Find the required linear model using​ least-squares regression.

The table below gives the total sales​ (in billions of​ dollars) for the aerospace industry.
Year
2006
2007
2008
2009
2020
2011

total sales
184.6
186.9
188.5
189.7
190.7
189.7
​(a) Find a linear model for the data with x=6 corresponding to the year 2006.
​(b) Assuming the trend​ continues, estimate the total sales for the year 2017 .

To find the linear model for the data, we need to use the least-squares regression method.
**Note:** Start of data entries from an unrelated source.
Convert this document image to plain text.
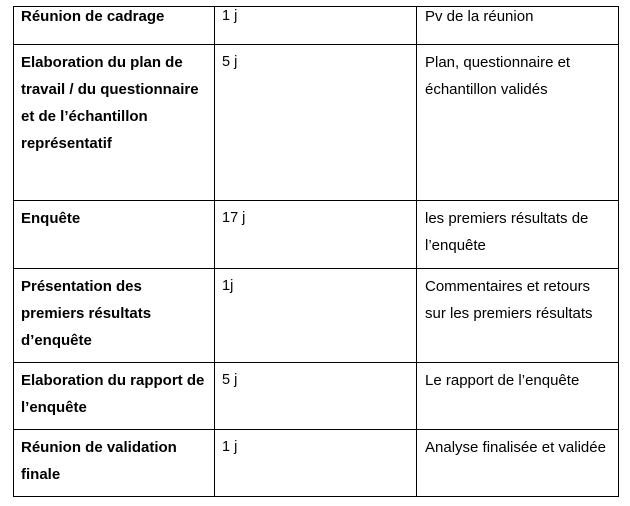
Réunion de cadrage	1 j	Pv de la réunion

Elaboration du plan de travail / du questionnaire et de l’échantillon représentatif	5 j	Plan, questionnaire et échantillon validés

Enquête	17 j	les premiers résultats de l’enquête

Présentation des premiers résultats d’enquête	1j	Commentaires et retours sur les premiers résultats

Elaboration du rapport de l’enquête	5 j	Le rapport de l’enquête

Réunion de validation finale	1 j	Analyse finalisée et validée
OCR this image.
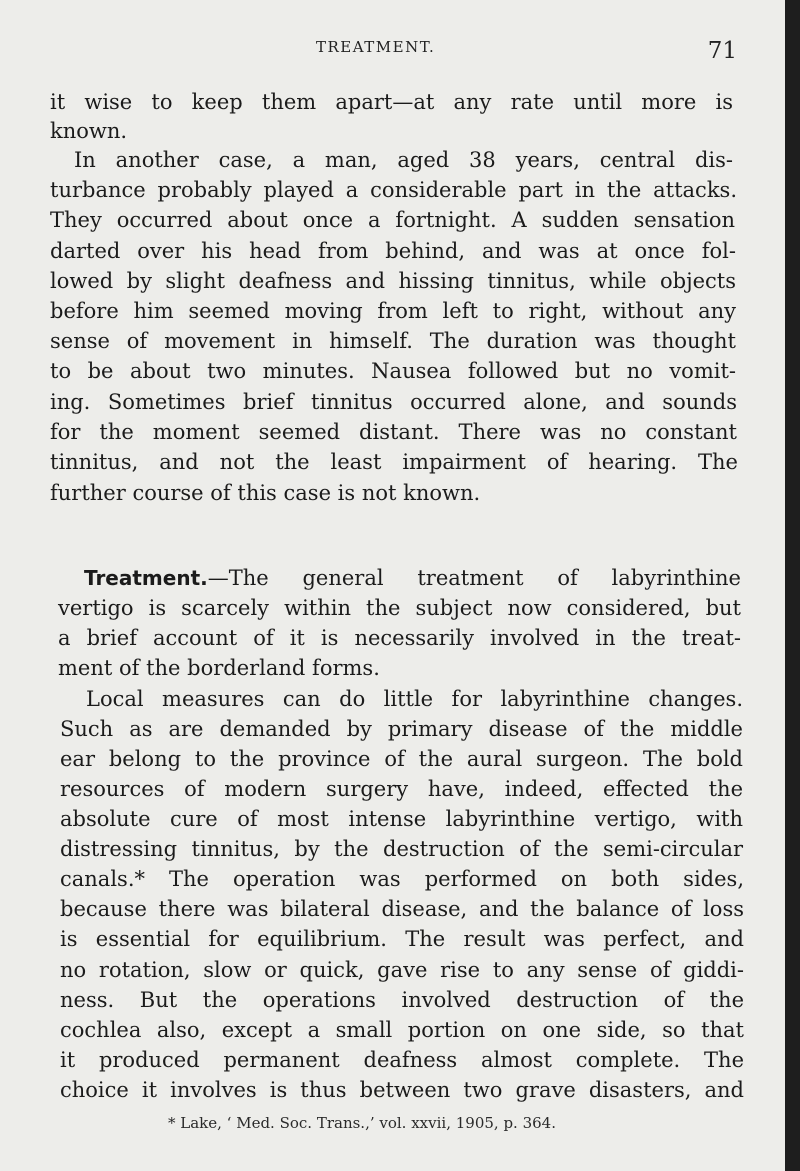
TREATMENT.	71
it wise to keep them apart—at any rate until more is
known.
In another case, a man, aged 38 years, central dis-
turbance probably played a considerable part in the attacks.
They occurred about once a fortnight. A sudden sensation
darted over his head from behind, and was at once fol-
lowed by slight deafness and hissing tinnitus, while objects
before him seemed moving from left to right, without any
sense of movement in himself. The duration was thought
to be about two minutes. Nausea followed but no vomit-
ing. Sometimes brief tinnitus occurred alone, and sounds
for the moment seemed distant. There was no constant
tinnitus, and not the least impairment of hearing. The
further course of this case is not known.
Treatment.—The general treatment of labyrinthine
vertigo is scarcely within the subject now considered, but
a brief account of it is necessarily involved in the treat-
ment of the borderland forms.
Local measures can do little for labyrinthine changes.
Such as are demanded by primary disease of the middle
ear belong to the province of the aural surgeon. The bold
resources of modern surgery have, indeed, effected the
absolute cure of most intense labyrinthine vertigo, with
distressing tinnitus, by the destruction of the semi-circular
canals.* The operation was performed on both sides,
because there was bilateral disease, and the balance of loss
is essential for equilibrium. The result was perfect, and
no rotation, slow or quick, gave rise to any sense of giddi-
ness. But the operations involved destruction of the
cochlea also, except a small portion on one side, so that
it produced permanent deafness almost complete. The
choice it involves is thus between two grave disasters, and
* Lake, ‘ Med. Soc. Trans.,’ vol. xxvii, 1905, p. 364.
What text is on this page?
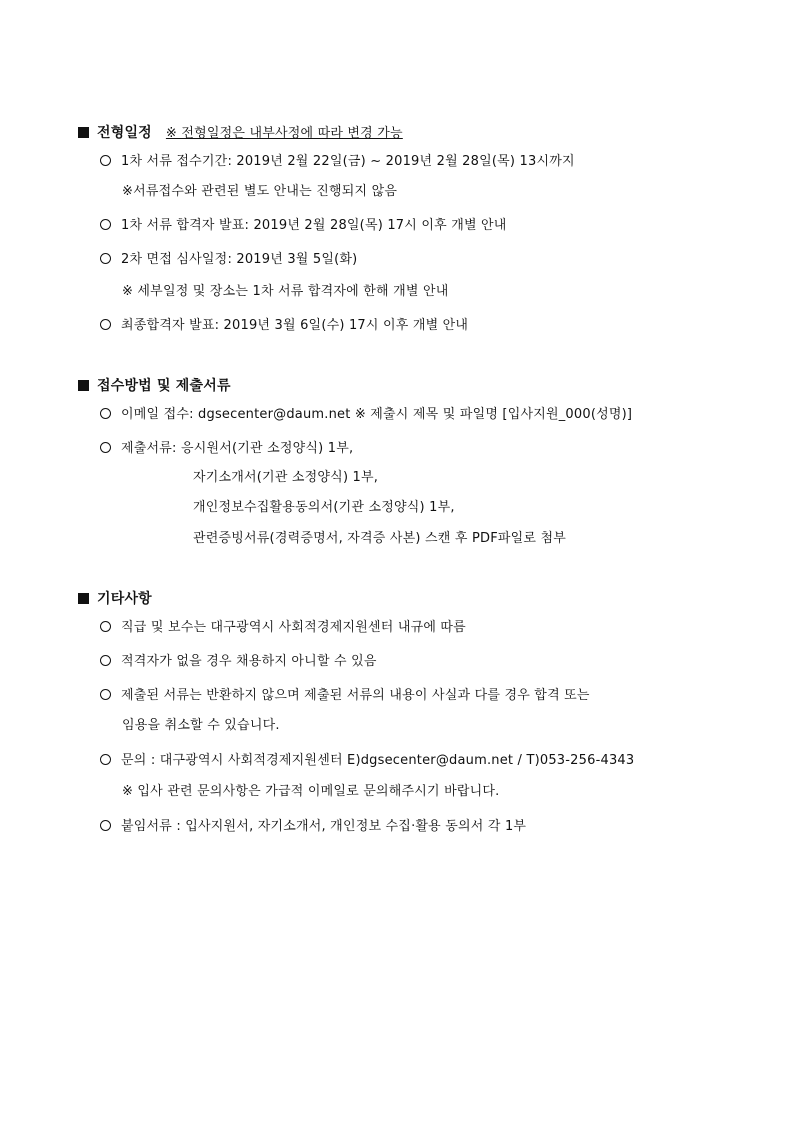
전형일정 ※ 전형일정은 내부사정에 따라 변경 가능
1차 서류 접수기간: 2019년 2월 22일(금) ~ 2019년 2월 28일(목) 13시까지
※서류접수와 관련된 별도 안내는 진행되지 않음
1차 서류 합격자 발표: 2019년 2월 28일(목) 17시 이후 개별 안내
2차 면접 심사일정: 2019년 3월 5일(화)
※ 세부일정 및 장소는 1차 서류 합격자에 한해 개별 안내
최종합격자 발표: 2019년 3월 6일(수) 17시 이후 개별 안내
접수방법 및 제출서류
이메일 접수: dgsecenter@daum.net ※ 제출시 제목 및 파일명 [입사지원_000(성명)]
제출서류: 응시원서(기관 소정양식) 1부,
자기소개서(기관 소정양식) 1부,
개인정보수집활용동의서(기관 소정양식) 1부,
관련증빙서류(경력증명서, 자격증 사본) 스캔 후 PDF파일로 첨부
기타사항
직급 및 보수는 대구광역시 사회적경제지원센터 내규에 따름
적격자가 없을 경우 채용하지 아니할 수 있음
제출된 서류는 반환하지 않으며 제출된 서류의 내용이 사실과 다를 경우 합격 또는
임용을 취소할 수 있습니다.
문의 : 대구광역시 사회적경제지원센터 E)dgsecenter@daum.net / T)053-256-4343
※ 입사 관련 문의사항은 가급적 이메일로 문의해주시기 바랍니다.
붙임서류 : 입사지원서, 자기소개서, 개인정보 수집·활용 동의서 각 1부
The formula for a linear model is y = mx + b, where y is the dependent variable (total sales), x is the independent variable (year), m is the slope of the line, and b is the y-intercept.

We will first calculate the slope, m, using the formula:
m = (nΣxy - ΣxΣy) / (nΣx^2 - (Σx)^2),

where n is the number of data points, Σxy is the sum of the products of each x and y value, Σx is the sum of the x values, Σy is the sum of the y values, and Σx^2 is the sum of the squares of the x values.

In this case, we have the following data:
x = [2006, 2007, 2008, 2009, 2020, 2011]
y = [184.6, 186.9, 188.5, 189.7, 190.7, 189.7]
n = 6

Calculating Σx:
Σx = 2006 + 2007 + 2008 + 2009 + 2010 + 2011 = 12051

Calculating Σy:
Σy = 184.6 + 186.9 + 188.5 + 189.7 + 190.7 + 189.7 = 1130.1

Calculating Σx^2:
Σx^2 = 2006^2 + 2007^2 + 2008^2 + 2009^2 + 2010^2 + 2011^2 = 24314836

Calculating Σxy:
Σxy = (2006 * 184.6) + (2007 * 186.9) + (2008 * 188.5) + (2009 * 189.7) + (2010 * 190.7) + (2011 * 189.7)
Σxy = 3687896 + 3726903 + 3770800 + 3814313 + 3847070 + 3770807
Σxy = 22698989

Calculating the slope, m:
m = (nΣxy - ΣxΣy) / (nΣx^2 - (Σx)^2) = (6 * 22698989 - 12051 * 1130.1) / (6 * 24314836 - (12051)^2)
m ≈ 1.422

Now, we calculate the y-intercept, b, using the formula:
b = (Σy - mΣx) / n

b = (1130.1 - 1.422 * 12051) / 6
b ≈ -2754.2

Therefore, the linear model for the data is y ≈ 1.422x - 2754.2.

(a) To find the total sales for the year 2006 (x = 6), we substitute x = 6 into the equation:
y ≈ 1.422(6) - 2754.2
y ≈ -2745.4 + 2754.2
y ≈ 8.8

The estimated total sales for the year 2006 is 8.8 billion dollars.

(b) To estimate the total sales for the year 2017 (x = 2017), we substitute x = 2017 into the equation:
y ≈ 1.422(2017) - 2754.2
y ≈ 2869.134 - 2754.2
y ≈ 114.934

The estimated total sales for the year 2017 is approximately 114.934 billion dollars.